Summer Hotel Retreat Day 10

As I type this, Kevin is on a plane heading this way, a plane that took off three and a half hours late.  Poor Kevin.  I had plans for the evening that fell through last minute, too late to set something up with somebody else, especially with my being on the west side on Friday, the traffic out of here is monstrous.  So I decided to go to Santa Monica, simply because it's not here, and it's easy to get to.  I started with a Taoist yoga class.  It was at a laid back neighborhoody studio, a mile or so away from the water and all the shopping. Here's the back door to the studio.  This was a beginning class.  It was packed, mostly with regulars.  Lots of slow movements that strengthen your core and limber your joints.  A heavy emphasis on openness and relaxation.  I enjoyed the balancing poses, and I normally hate balancing poses.  The teacher said that balance wasn't static, so we'd be balanced on one leg and then we were supposed to sway in all directions, bend forward and backwards, exploring the limits of our balance, and experiencing the shifting nature of balance.  Usually in balancing poses people are wobbling and gritting their teeth, but this was fluid and fun.  Even though I felt good afterwards I didn't feel totally transformed like I tend to after a Hatha class.  But I'd go back again because I liked the energy of the place

Then I headed over to downtown Santa Monica and used up the remaining funds on my $75 gift certificate to Real Foods Daily.  I like hippie vegetarian food, and that's one thing that's almost impossible to get in San Francisco.  I ate beans and quinoa and greens and vegan caesar salad.  And then I took a walk, and of course I took another photo of one of the dinosaur topiary fountains.

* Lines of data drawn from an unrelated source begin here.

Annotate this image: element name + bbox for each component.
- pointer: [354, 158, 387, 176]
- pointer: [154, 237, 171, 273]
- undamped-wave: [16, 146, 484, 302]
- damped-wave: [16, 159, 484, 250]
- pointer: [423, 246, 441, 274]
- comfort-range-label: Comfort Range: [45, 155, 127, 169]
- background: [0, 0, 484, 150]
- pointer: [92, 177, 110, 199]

It looks like the dinosaur's spitting light, but it's water.  It's surprising how indifferent the people in the photo seem to the dinosaur.  I think we all should be bowing down to it.  I saw one young blonde woman posing in front of it, and she stuck her tongue all the way out, so it looked fat and wide and hung down towards her chin.  It was a very unflattering look.  Clearly, the dinosaur held some strange bestial power over her.  She maintained this pose for a really long time as a friend slowly took her picture.

Every few feet there were singers with guitars and other street performers.  Here's a blurry photo of a guy who was doing a combo of break dancing and acrobatics.  He was part of a troupe.  They were very professional and really worked the audience.  When they passed around a neon green bucket, I felt enchanted and dropped in a $5 bill.


And then, as my hippie food digested, I went to Santa Monica's art theater and saw Peace, Love, & Misunderstanding, starring Jane Fonda as a hippie grandmother who wins over the affections of her uptight lawyer daughter who she hasn't seen in 20 years, as well as her teenage granddaugher and grandson.  The movie was filled with accomplished actors—it had enough star power to light a small city, but it was dreck.  No development, the kind of movie where characters will say two lines to one another, and then we're supposed to care about them and their relationship.  In 80 minutes, the movie developed 3 new love relationships, each of which was given like 5 minutes of tension when everything was falling apart at the end of Act II.  The movie also developed, not one, but two alienated mother/daughter relationships that moved, predictably, towards understanding.  Jane's character lives in Woodstock, which has been frozen in time, having never left the 60s, and everybody who comes there, regardless of age, starts smoking grass, going to protest marches, dancing at music festivals, and howling at the full moon.  I think they should have made it a horror film, about the sinister effect this town has on all who enter it, with Jane the head sorceress of a horde of tie-dyed zombies.  That would have been fun to watch.  Jane Fonda professionally emoted like crazy, but had no chemistry with anybody.  It was like she was acting up a storm to a blank space into which the other characters were later digitally inserted.  Here's a series of pix I took on my iphone of Jane emoting.


Kevin will be here in half an hour or so, and aloneness will be no more.  I'll still be as weird as ever, but he'll be here to soften the edge.